J’ai bu mon thé en essayant de ne pas tiquer sur le goût sucré. Puis j’ai ajouté :
— En nous y mettant vraiment, nous devrions pouvoir abattre le plus gros en une semaine.
— Une semaine ? a répété Lang en prenant une expression affolée.
J’ai résisté à la tentation de lui faire remarquer qu’avec dix millions de dollars pour une semaine de travail, il était assez loin du SMIC.
— J’aurai peut-être besoin de revenir vers vous après, pour combler quelques trous, mais si vous pouviez m’accorder jusqu’à vendredi, j’aurais de quoi réécrire la majeure partie de ce brouillon. Le plus important, c’est que nous commencions dès demain, et que nous nous débarrassions des années de jeunesse.
— Parfait. Plus vite ce sera terminé, mieux ce sera.
Soudain, Lang s’est penché en avant, l’incarnation même de la franche intimité, les coudes sur les genoux, le verre entre les mains.
— Ruth devient folle à rester ici. Je ne cesse de lui dire de retourner à Londres pendant que je termine cette histoire de bouquin, d’aller voir les gosses, mais elle ne veut pas me laisser. Je dois vous avouer que j’adore votre travail.
J’ai failli m’étrangler avec mon thé.
— Vous avez lu quelque chose ?
J’essayais d’imaginer quel footballeur, quelle rock star, quel magicien ou concurrent d’un jeu de téléréalité quelconque avait pu attirer l’attention d’un Premier ministre.
— Mais oui, a-t-il assuré sans l’ombre d’un doute. Il y a un type avec qui on passait des vacances…
— Christy Costello ?
— Christy Costello ! Génial. Si vous avez réussi à trouver la logique de sa vie vous devriez trouver la logique de la mienne.
Il s’est levé d’un bond et m’a serré la main.
— Ça a été un plaisir de vous rencontrer, vieux. On commencera demain matin à la première heure. Je vais demander à Amelia de vous trouver une voiture pour vous raccompagner à l’hôtel.

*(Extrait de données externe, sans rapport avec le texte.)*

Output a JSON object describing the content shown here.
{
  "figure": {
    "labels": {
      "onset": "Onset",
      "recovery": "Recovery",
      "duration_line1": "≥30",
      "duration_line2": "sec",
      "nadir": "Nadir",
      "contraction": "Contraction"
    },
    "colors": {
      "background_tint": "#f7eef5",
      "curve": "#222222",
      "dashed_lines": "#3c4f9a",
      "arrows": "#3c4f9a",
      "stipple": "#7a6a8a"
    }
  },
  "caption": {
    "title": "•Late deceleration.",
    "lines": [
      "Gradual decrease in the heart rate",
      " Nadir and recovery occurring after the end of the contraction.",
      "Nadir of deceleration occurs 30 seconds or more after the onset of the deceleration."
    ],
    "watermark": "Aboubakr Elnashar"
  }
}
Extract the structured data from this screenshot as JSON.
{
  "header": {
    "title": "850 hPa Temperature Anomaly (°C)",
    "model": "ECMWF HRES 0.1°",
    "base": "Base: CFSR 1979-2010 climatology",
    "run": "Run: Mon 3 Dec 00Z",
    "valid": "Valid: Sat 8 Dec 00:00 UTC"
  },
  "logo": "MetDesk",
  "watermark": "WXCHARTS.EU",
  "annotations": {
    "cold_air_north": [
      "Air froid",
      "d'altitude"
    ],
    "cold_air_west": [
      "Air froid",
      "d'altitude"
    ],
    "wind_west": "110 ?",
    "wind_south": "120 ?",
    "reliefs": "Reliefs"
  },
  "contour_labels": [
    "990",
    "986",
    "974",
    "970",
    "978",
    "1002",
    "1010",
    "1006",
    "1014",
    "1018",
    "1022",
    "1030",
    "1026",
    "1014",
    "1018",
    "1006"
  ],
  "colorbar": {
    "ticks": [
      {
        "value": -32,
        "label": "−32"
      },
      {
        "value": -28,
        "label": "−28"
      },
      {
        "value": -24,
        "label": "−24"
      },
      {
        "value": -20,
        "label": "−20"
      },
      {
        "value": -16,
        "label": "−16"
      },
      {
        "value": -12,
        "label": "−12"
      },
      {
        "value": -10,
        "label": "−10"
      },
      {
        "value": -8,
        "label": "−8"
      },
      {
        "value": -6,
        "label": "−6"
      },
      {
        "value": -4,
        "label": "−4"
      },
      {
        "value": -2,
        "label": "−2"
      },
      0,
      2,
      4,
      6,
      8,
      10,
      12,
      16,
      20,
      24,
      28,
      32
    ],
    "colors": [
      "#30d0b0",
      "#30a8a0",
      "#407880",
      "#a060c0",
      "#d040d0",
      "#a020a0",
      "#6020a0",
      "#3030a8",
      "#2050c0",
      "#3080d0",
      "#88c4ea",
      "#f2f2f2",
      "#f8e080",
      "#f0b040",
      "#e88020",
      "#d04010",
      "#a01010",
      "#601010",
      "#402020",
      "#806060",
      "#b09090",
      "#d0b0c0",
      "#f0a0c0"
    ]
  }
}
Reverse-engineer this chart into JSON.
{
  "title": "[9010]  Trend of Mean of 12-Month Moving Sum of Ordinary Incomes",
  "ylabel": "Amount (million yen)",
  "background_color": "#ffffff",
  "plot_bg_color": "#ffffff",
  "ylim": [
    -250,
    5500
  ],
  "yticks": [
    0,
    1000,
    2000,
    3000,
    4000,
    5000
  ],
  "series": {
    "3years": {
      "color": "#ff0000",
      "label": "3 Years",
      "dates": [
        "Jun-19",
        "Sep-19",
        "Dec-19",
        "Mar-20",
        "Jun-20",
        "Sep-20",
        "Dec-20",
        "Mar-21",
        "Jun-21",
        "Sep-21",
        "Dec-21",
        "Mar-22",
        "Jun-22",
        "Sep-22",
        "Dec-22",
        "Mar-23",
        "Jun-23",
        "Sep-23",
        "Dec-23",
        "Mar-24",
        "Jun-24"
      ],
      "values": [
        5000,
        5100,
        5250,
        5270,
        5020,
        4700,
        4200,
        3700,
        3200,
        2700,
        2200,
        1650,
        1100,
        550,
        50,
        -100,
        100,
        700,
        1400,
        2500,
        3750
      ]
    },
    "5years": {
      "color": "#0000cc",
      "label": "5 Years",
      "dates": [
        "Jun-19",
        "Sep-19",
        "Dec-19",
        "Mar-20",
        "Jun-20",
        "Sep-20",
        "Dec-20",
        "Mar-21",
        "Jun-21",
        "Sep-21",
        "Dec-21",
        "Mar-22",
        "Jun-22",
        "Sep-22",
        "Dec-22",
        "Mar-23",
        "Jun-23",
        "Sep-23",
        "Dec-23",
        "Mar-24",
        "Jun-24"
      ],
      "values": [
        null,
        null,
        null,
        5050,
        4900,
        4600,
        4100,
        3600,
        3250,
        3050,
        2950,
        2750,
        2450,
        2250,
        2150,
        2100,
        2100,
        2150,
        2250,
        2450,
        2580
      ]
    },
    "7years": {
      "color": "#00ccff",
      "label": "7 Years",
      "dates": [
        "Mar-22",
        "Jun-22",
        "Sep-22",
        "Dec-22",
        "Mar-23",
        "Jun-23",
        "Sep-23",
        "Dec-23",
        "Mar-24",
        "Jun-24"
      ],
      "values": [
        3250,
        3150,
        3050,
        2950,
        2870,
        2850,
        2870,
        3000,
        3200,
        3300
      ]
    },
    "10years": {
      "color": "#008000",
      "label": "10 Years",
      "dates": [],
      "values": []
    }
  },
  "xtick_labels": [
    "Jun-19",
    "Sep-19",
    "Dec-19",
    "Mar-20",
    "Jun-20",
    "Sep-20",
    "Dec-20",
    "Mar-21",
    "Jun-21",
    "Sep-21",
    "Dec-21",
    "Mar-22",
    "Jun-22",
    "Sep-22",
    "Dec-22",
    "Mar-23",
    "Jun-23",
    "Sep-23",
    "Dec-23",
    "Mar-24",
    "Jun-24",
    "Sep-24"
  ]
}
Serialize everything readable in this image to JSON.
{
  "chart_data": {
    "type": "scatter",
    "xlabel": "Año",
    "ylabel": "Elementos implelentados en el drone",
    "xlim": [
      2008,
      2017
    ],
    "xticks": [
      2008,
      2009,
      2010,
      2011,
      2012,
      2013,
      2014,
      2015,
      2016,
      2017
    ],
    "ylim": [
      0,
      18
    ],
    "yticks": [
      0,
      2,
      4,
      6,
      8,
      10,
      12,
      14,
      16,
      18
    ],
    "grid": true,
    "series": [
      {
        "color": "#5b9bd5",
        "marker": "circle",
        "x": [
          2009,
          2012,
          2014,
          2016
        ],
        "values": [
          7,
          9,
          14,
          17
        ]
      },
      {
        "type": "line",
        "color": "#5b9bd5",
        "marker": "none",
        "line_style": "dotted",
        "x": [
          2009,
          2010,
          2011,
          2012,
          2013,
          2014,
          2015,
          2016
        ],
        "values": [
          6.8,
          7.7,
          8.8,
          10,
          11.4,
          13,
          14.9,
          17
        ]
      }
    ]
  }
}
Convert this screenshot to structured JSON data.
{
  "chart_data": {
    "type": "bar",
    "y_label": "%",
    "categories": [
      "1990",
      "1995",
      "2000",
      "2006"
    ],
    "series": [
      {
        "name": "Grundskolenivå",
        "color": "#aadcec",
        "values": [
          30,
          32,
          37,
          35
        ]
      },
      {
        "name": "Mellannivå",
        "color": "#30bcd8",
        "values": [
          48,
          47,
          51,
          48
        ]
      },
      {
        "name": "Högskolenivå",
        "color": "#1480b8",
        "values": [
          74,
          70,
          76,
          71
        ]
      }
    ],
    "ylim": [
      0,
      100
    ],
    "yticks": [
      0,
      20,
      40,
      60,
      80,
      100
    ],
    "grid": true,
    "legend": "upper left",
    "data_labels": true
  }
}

Puis il s’est mis tout à coup à chanter :
Il a tendu le doigt vers moi.
— Christy Costello, Une fois dans sa vie, mille neuf cent soixante-dix… — il a secoué sa main comme un balancier, tête penchée, yeux fermés pour mieux se concentrer —… sept ?
— Huit.
— 1978 ! C’était le bon vieux temps ! J’ai l’impression que tout me revient.
— Gardez ça pour demain, ai-je conseillé.
— Comment ça s’est passé ? a demandé Amelia en me raccompagnant à la porte.
— Plutôt bien, je crois. Il a été très amical. Il m’a même appelé « vieux ».
— Oui, a-t-elle répliqué, il fait toujours ça quand il ne se souvient pas du nom de quelqu’un.
— Demain, il me faudra une pièce à part où je puisse conduire mes entretiens. J’aurai besoin d’une secrétaire pour transcrire ses réponses au fur et à mesure — je lui apporterai les nouvelles bandes chaque fois qu’on fera une pause. J’aurai besoin d’avoir une copie sur disque du manuscrit existant. Oui, je sais, ai-je ajouté en levant la main pour couper court à toutes ses objections. Ça ne sortira pas d’ici. Mais j’ai besoin de l’avoir pour pouvoir intégrer certains passages au nouveau manuscrit et aussi pour tenter de le réécrire afin de donner l’impression qu’il a été produit par un être humain.
Elle notait tout dans son cahier noir et rouge.
— Autre chose ?
— Que diriez-vous d’un dîner ?
— Bonsoir, a-t-elle dit d’un ton sans réplique avant de fermer la porte.
C’est l’un des policiers qui m’a reconduit à Edgartown. Il était aussi morose que son collègue à la grille.
— J’espère que vous allez terminer ce bouquin vite fait, a-t-il dit. Les gars et moi, on commence à en avoir ras le bol d’être coincés ici.